Suppose $\{\mu_n\}$ is a sequence of Borel probability measures on $\mathbb{C}$ such that
$$
\lim_{n \to \infty} \int fd\mu_n
$$
exists for all $f \in C_b(\mathbb{C}, \mathbb{R})$. Is it true that there exists a measure $\mu$ such that
$$
\int f d\mu = \lim_{n \to \infty} \int fd\mu_n?
$$
In other words, is there a measure $\mu$ such that $\mu_n \to \mu$ weakly?
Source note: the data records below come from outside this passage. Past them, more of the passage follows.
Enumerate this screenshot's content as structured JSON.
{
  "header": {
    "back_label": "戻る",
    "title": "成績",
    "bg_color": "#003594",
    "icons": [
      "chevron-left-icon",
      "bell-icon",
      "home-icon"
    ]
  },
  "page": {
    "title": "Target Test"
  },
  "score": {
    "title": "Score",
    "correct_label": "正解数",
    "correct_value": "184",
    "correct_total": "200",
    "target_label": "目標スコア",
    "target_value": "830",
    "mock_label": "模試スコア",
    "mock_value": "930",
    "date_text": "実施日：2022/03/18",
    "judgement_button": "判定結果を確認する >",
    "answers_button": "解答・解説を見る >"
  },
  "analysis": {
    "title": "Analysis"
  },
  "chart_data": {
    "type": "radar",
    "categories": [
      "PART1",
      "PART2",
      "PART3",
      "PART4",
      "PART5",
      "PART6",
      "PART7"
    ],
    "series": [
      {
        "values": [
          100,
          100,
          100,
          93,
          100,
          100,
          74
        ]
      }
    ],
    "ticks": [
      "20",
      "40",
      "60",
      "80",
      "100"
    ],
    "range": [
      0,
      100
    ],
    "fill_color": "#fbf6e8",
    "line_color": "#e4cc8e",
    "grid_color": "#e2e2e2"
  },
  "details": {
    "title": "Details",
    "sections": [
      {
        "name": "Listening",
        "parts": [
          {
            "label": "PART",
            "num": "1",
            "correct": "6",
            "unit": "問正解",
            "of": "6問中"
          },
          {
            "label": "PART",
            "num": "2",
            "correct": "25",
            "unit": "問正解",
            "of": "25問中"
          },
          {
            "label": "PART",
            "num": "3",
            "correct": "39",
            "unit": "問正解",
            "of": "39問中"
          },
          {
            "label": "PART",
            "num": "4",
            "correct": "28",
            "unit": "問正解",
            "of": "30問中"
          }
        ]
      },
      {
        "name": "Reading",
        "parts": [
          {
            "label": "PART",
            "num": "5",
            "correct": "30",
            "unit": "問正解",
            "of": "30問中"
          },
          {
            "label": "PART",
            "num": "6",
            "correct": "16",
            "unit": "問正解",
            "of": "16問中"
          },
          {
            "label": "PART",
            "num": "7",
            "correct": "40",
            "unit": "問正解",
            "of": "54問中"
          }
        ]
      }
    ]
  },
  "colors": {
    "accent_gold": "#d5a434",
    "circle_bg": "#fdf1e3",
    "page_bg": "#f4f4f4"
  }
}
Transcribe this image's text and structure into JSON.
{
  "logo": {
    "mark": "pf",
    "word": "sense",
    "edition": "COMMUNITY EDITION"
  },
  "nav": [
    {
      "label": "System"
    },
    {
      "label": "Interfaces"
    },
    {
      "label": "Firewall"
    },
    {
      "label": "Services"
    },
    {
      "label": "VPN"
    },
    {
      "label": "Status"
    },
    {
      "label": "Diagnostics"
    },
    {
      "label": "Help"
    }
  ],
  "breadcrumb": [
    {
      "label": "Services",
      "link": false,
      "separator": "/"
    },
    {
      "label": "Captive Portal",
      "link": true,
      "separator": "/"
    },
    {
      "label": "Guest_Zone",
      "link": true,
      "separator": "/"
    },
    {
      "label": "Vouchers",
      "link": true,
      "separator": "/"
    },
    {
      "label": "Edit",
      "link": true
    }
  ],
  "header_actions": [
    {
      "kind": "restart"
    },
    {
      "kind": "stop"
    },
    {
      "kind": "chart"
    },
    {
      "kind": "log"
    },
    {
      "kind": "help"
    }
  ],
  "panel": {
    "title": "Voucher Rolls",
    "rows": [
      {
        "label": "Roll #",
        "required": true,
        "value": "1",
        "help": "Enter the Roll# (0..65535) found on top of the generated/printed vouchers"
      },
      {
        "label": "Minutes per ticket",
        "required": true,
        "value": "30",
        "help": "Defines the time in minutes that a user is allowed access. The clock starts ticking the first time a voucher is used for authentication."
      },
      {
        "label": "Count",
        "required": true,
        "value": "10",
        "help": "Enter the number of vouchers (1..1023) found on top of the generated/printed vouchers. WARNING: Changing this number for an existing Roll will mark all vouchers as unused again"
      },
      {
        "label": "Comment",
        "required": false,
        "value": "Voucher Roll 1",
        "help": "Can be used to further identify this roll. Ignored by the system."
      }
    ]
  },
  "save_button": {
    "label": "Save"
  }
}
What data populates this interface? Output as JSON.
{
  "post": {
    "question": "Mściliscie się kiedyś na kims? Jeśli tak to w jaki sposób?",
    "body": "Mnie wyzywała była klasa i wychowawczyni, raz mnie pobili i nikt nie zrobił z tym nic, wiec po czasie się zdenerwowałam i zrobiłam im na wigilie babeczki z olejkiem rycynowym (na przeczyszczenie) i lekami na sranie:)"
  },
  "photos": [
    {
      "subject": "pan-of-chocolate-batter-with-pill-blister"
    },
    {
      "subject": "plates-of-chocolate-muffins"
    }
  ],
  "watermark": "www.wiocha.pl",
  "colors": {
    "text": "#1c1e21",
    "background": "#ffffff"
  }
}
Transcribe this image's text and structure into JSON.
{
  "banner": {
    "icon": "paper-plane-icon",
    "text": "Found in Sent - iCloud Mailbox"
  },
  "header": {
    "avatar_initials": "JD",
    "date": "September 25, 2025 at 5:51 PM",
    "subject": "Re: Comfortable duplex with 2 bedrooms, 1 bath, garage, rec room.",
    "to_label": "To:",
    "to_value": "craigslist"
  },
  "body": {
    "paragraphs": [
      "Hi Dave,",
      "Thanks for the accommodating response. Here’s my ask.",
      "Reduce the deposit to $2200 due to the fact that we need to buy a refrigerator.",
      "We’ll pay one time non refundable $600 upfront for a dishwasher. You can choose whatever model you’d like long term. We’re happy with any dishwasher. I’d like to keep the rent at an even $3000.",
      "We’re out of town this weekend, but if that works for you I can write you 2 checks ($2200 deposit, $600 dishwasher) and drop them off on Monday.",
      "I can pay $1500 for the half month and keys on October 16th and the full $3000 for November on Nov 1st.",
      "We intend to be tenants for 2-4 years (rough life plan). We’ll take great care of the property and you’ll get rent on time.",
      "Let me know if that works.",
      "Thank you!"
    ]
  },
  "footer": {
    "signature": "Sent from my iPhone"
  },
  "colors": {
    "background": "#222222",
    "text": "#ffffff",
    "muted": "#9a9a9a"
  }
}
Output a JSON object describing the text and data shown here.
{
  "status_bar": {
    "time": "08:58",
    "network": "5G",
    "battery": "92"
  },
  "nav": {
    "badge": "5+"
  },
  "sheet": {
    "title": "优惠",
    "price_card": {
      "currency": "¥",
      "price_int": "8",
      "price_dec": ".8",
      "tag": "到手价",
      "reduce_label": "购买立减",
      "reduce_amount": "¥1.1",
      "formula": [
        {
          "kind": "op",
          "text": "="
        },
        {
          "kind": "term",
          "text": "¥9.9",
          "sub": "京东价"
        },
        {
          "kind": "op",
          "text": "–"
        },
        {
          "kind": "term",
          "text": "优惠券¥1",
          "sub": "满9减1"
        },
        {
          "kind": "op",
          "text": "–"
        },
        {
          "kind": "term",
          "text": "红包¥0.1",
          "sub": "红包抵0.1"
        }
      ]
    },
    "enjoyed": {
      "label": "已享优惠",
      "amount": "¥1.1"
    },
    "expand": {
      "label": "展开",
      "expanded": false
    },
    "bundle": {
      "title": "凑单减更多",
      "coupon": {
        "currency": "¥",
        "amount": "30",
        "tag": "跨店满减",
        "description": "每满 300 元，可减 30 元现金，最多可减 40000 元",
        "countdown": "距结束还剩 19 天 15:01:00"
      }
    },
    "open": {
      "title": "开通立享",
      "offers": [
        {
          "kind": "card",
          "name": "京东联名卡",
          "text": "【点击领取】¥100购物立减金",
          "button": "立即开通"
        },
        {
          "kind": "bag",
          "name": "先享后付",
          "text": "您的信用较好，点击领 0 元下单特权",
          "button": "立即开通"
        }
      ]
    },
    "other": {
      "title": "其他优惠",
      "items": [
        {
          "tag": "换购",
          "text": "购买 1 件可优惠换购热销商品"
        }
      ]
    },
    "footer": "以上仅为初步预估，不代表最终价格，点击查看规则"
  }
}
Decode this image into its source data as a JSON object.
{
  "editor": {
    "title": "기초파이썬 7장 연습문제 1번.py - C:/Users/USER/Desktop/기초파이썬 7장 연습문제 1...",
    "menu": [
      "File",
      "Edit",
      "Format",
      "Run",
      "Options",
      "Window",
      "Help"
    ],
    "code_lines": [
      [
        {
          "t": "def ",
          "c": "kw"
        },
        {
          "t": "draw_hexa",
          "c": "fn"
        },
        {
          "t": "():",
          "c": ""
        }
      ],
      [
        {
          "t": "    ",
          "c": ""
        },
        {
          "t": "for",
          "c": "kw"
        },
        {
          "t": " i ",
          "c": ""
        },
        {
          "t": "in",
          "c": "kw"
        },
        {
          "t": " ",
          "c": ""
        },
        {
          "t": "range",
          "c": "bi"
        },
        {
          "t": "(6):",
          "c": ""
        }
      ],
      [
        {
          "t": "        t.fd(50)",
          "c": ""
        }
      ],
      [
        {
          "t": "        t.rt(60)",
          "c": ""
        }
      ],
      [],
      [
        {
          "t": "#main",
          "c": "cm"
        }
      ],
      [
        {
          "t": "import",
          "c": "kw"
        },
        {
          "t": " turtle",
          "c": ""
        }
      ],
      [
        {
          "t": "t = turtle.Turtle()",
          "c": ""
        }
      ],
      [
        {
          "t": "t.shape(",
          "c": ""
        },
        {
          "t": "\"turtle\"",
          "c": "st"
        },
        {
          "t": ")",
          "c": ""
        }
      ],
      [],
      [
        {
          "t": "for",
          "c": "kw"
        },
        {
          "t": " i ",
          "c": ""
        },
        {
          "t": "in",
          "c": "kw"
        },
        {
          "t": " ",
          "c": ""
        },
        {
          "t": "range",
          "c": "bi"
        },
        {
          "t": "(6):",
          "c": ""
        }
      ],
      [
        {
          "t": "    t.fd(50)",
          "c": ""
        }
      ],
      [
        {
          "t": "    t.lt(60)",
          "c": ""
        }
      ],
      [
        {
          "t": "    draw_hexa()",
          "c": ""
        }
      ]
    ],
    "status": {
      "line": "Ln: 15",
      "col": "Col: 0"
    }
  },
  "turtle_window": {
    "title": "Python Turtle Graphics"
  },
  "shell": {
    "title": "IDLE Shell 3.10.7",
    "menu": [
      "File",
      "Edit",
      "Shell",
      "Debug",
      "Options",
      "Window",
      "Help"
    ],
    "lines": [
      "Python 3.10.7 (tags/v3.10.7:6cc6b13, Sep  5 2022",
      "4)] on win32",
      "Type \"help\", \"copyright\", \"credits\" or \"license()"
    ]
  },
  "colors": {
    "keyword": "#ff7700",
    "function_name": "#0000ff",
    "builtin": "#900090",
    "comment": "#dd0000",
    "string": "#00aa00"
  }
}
In my problem, we can assume the support of the $\mu_n$ is contained in the unit ball, if it helps.
Best Answer
Yes! Consider the restriction to the space of continuous functions with compact support, denoted by $C_{c}(\mathbb{C}, \mathbb{R})$. Now define $$L(f):= \lim_{n\rightarrow \infty} \int f \, d\mu_{n}\qquad , \, f\in C_{c}(\mathbb{C}, \mathbb{R}).$$
It is straightforward to check that $L$ defines a bounded linear functional on $C_{c}(\mathbb{C},\mathbb{R})$. Indeed, since the $\left\{\mu_{n}\right\}$'s are Borel probability measures on $\mathbb{C}$, we have
$$\lvert L(f) \rvert \leq \lvert \lvert f\rvert \rvert_{\infty}$$ Hence by the Riesz–Markov–Kakutani representation theorem, there exists a unique Borel measure $\mu$,with total variation-norm less than 1, such that $$L(f) = \int f \, d\mu \qquad \forall f\in C_{c}(\mathbb{C},\mathbb{R}).$$ In fact, the integral is well-defined for all $C_{b}(\mathbb{C}, \mathbb{R})$ as well.